A number of the poems also feature the disruptive appearance of prose passages that break the trance of verse, and almost all of the poems are linked to extended endnotes that force us to shuttle back and forth in the book, in and out of the poems. These endnotes, of course, at first present themselves as merely paratextual, secondary by virtue of their placement and posing as the recognizable authority markers of referential discourse. But the notes are central to the poems, to DuPlessis’s inquiry and to the analyses that take place within the text’s bifurcated realms and in the dialogue between the realms.

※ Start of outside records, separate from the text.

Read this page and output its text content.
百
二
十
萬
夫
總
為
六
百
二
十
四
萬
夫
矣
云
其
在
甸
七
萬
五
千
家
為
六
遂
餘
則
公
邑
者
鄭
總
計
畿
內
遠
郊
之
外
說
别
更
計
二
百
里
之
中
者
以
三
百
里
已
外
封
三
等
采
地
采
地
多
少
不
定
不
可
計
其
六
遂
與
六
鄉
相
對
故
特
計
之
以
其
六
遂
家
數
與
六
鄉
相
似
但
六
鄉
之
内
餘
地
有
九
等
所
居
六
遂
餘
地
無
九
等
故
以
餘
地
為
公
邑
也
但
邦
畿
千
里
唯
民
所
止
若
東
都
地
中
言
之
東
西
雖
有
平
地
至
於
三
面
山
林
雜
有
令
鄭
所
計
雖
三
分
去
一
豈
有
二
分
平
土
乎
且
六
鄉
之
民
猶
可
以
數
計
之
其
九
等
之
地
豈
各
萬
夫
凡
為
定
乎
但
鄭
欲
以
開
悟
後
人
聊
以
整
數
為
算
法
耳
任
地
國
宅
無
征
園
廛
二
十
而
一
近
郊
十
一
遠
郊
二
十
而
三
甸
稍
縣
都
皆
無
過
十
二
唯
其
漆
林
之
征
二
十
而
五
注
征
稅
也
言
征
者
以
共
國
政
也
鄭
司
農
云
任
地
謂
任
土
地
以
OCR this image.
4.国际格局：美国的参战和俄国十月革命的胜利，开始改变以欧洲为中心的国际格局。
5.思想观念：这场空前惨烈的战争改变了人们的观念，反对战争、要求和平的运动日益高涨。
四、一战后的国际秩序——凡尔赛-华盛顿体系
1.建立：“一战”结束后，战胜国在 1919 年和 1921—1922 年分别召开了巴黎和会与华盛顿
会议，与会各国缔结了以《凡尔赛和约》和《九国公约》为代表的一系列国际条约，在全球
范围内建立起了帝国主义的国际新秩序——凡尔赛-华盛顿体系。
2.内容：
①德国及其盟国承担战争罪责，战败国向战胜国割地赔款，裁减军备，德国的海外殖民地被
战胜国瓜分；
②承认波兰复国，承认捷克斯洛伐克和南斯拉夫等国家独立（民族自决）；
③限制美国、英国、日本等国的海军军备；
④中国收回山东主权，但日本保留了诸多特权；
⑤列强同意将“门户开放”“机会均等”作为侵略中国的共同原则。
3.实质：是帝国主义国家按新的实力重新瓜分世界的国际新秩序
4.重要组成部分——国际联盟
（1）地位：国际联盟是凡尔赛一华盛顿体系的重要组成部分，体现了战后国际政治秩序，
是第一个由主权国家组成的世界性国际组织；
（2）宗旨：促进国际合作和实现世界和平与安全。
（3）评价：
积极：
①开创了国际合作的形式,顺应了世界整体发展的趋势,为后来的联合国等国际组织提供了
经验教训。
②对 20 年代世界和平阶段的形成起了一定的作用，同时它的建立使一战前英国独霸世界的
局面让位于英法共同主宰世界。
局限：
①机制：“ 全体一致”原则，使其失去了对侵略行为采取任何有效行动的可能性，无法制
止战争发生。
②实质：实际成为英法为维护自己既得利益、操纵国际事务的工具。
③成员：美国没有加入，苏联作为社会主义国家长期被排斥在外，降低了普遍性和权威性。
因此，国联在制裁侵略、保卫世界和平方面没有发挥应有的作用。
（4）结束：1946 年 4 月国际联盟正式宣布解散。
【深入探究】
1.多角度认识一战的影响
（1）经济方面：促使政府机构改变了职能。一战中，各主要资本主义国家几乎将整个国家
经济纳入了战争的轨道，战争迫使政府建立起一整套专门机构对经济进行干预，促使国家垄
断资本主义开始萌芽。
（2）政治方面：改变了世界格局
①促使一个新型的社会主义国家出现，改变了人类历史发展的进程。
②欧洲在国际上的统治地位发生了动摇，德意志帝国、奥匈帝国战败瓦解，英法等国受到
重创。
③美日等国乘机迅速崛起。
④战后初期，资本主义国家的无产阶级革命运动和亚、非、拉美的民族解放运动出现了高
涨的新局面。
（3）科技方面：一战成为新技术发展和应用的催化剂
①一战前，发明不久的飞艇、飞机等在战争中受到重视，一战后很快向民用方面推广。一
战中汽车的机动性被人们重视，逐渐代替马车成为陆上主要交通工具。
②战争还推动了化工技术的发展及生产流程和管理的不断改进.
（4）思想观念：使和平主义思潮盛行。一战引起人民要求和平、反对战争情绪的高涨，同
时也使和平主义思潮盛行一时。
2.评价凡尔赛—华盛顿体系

When we turn from formal attributes toward content (although the distinction is not always clear in this work) DuPlessis returns us time and again to moments where we encounter the tension between suspension and activation, between suspension and political agency, considerations that are at once made possible by the lost time of reading and simultaneously challenge us not to loose too much more. Our contemplative time is always punctuated by reminders of something like the vita activa and its demands. Poem after poem asks us to consider the interruption of suspended time by specific historical events and by Alain Badiou’s vital notion of “the event.” As in the passage from “Draft 27: Athwart” where DuPlessis writes:

                          There was a time
              up thru November 10
wherein the tree
                                                    Just was, its oakish life
                                       as such
                          one storm and
one thud. It’s the work of a moment,
                                       an “event.”
                          Something live from the winds
                          That empties “is”
Of its simplicities
and pours “it” as libation on the ground.

It’s the “work of a moment.” A moment in which “is” — the ongoing being, the living, the flow of time and history — is suddenly interrupted by the appearance of a subject, the “it” poured as libation on the ground. The event as the place where the axes of horizontal and vertical intersect. The moment that makes visible the horizon of history. The place where it unfolds and in that unfolding offers us the chance to become subjects precisely when we “pledge ourselves to sustain a continuity of thought and action” (as Peter Dews described Badiou’s arriving subject) when we heed Badiou’s call to “do all that you can to persevere in that which exceeds your perseverance. Persevere in the interruption.” DuPlessis’s Drafts “persevere in the interruption” and offer us an experience and understanding of time that keep us both focused on and participants in the contradictions of contemplation and action in a manner that doesn’t allow for any simple, political suspension. The poems unfold a new time, an interruption in which we can persevere.

 


 

1. See Carlos Soto Román’s Elective Affinities blog.

2. Rachel Blau DuPlessis, Pitch: Drafts 77–95 (London: Salt, 2010), 42.

3. DuPlessis, Drafts 1–38, Toll (Middletown CT: Wesleyan University Press, 2001), 172.

4. Robert Mitchell, “Suspended Animation, Slow Time, and the Poetics of the Trance,” PMLA 126, no. 1 (January 2011): 114.

5. Ibid., 109.

6. DuPlessis, Drafts 1–38, Toll, 170.